By Caroline Colebrook
PROTESTERS from all over Britain
and from many different backgrounds assembled around St
Paul’s Cathedral in the City of London
last Saturday, intending to begin an indefinite occupation of Paternoster
Square, immediately outside the London Stock
Exchange.
But their way was
barred by a heavy police cordon. Paternoster Square, it seems, is private
property, so they stayed put and began their occupation in St
Paul’s churchyard.
There were some
verbal objections to the police cordon but no serious attempt to breach it. The
demonstrators were peaceful, good humoured and totally non-violent.
Yet within
half-an-hour the City of London
police reacted in a very heavy handed way and kettled the protesters,
preventing them leaving or anyone else joining them until late in the evening.
Police also tried to
prevent the demonstrators sitting or standing on the steps of the cathedral in
order to “protect” it.
But the Reverend Dr
Giles Fraser, canon chancellor of St Paul’s,
asked the police to move on, because he “didn’t feel that it needed that sort
of protection”.
He declared himself a
supporter of the democratic right to peaceful protest and said the aims of the
protest were in keeping with Christian values.
“This morning I read
a bit from Matthew Chapter Six, about how you can’t serve God and money.”
A wedding party
booked for the cathedral that day had to make their way through the crowd.
It was a noisy and
colourful assembly with many inventive hand-written placards and fancy dress,
including one who came as Jesus Christ with a placard declaring: “I drove the
money changers out of the temple for a reason.”
Many were wearing Guy
Fawkes masks as part of the “Anonymous Group”.
Other banners and
placards declared the protesters to be the “99 per cent” or ordinary people,
who are fed up with the remaining one per cent holding all the wealth and
power.
The occupation was
part of a huge global event. On than day similar occupations took place in
around 1,000 cities around the world, inspired by the “Occupy Wall Street”
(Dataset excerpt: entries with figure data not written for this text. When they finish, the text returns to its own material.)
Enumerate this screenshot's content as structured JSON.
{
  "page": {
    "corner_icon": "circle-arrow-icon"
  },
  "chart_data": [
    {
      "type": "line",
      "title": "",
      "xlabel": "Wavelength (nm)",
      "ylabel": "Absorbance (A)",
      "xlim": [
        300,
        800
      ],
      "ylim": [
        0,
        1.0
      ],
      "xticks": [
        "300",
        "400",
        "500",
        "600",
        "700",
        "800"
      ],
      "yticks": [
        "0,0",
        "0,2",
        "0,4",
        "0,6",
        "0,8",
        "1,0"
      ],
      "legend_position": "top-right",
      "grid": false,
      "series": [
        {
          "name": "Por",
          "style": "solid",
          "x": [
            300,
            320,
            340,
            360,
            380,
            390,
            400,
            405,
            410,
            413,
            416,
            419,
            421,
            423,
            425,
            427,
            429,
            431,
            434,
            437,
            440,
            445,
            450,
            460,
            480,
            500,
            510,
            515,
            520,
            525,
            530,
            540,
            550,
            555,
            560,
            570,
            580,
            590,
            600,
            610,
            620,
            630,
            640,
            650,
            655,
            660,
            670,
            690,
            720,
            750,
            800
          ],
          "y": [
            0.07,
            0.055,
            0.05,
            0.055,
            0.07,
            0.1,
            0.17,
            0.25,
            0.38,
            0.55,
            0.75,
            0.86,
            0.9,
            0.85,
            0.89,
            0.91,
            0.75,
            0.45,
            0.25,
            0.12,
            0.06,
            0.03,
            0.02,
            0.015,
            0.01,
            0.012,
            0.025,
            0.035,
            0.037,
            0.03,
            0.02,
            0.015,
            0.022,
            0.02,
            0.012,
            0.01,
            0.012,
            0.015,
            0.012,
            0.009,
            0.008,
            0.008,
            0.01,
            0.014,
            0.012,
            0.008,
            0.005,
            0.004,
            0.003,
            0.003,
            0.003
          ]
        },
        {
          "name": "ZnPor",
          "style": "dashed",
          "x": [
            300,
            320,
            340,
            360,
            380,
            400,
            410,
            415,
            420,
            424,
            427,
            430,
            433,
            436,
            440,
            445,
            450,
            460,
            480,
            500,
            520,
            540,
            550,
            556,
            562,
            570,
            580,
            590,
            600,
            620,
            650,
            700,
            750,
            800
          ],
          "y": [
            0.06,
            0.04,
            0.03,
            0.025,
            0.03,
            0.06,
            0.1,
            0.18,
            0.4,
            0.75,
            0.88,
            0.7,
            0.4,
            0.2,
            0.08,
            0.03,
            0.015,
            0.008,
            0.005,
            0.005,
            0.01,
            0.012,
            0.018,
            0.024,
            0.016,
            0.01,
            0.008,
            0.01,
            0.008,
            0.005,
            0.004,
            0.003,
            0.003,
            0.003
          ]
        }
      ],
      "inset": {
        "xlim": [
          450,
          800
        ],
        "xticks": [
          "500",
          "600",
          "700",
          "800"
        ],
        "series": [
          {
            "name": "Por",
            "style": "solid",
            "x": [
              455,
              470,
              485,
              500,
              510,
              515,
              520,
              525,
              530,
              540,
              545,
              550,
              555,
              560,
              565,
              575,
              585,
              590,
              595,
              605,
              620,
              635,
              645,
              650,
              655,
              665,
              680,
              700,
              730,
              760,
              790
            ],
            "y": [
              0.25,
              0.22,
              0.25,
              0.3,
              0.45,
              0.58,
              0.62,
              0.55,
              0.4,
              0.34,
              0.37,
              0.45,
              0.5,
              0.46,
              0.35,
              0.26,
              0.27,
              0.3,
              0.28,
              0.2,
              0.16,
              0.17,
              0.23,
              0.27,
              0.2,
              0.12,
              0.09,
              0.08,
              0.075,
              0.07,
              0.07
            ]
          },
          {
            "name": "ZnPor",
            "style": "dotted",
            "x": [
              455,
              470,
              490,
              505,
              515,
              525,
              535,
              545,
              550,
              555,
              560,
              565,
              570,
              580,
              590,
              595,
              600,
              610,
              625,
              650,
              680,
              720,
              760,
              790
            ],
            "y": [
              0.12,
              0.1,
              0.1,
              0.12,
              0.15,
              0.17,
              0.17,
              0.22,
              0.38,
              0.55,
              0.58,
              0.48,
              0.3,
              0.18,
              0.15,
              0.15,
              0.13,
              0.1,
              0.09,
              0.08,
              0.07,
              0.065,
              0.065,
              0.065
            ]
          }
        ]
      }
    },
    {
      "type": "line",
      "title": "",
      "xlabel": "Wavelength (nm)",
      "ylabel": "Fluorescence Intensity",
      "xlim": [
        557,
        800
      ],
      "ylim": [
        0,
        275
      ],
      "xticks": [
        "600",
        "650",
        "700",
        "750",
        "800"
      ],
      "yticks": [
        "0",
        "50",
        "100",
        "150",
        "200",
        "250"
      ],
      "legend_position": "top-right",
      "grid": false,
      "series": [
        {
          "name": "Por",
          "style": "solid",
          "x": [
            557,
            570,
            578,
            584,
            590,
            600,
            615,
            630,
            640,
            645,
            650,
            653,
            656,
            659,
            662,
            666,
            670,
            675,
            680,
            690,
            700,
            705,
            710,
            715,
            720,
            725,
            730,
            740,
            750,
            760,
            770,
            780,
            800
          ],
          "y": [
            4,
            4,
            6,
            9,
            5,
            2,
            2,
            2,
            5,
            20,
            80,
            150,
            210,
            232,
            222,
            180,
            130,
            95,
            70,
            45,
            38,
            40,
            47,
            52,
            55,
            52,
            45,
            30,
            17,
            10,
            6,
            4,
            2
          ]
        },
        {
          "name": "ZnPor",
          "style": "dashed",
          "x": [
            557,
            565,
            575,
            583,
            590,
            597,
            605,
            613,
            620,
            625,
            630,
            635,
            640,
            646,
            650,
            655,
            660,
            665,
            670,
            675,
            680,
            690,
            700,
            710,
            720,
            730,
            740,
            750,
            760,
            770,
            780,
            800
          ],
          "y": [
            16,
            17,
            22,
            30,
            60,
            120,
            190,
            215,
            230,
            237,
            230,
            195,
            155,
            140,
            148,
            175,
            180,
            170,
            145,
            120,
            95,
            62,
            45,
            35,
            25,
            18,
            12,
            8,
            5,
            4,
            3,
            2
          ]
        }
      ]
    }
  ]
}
demonstration in New York, which
is now in its third week.
Speakers on the first
day included Wikileaks found Julian Assange, after police had insisted he
remove his “V” Guy Fawkes mask.
By the end of the day
around 300 protesters remained in occupation. They had brought tents, organised
food, portable toilets and a series of activities. Megaphone announcements
urged campers to pick up their litter.
By Sunday the tone of
the police had eased and a good relationship with the campers had been
established. How long that will last when the City authorities demand the camp
is cleared is another matter. But since it is on church land and has church
support at the moment there is little police can do.
By Monday the campers
were still there in force and as the City bankers and as traders made their way
to work after the weekend they were confronted by peaceful but persistent
challenges to their ethics and their greed.
By Tuesday the
campers were inviting the City workers to have dinner with them and engage in
discussions.
A handful of the
protesters have worked in the City and know its ways from the inside but have
turned their back on it because of the damage that capitalism in its most
extreme form is doing to the rest of the population of the world.
John McDonnell MP,
leader of the Labour Representation Committee called for support for the
occupation and tabled an Early Day Motion calling on MPs to support the
occupation – the real “big society”.
He had intended to
speak at the rally in St Paul’s
churchyard but was prevented from reaching it by the police kettle.
McDonnell described
the protesters as “inchoate and incoherent” and from a wide spectrum but said
they deserved the full support of the labour and trade union movement.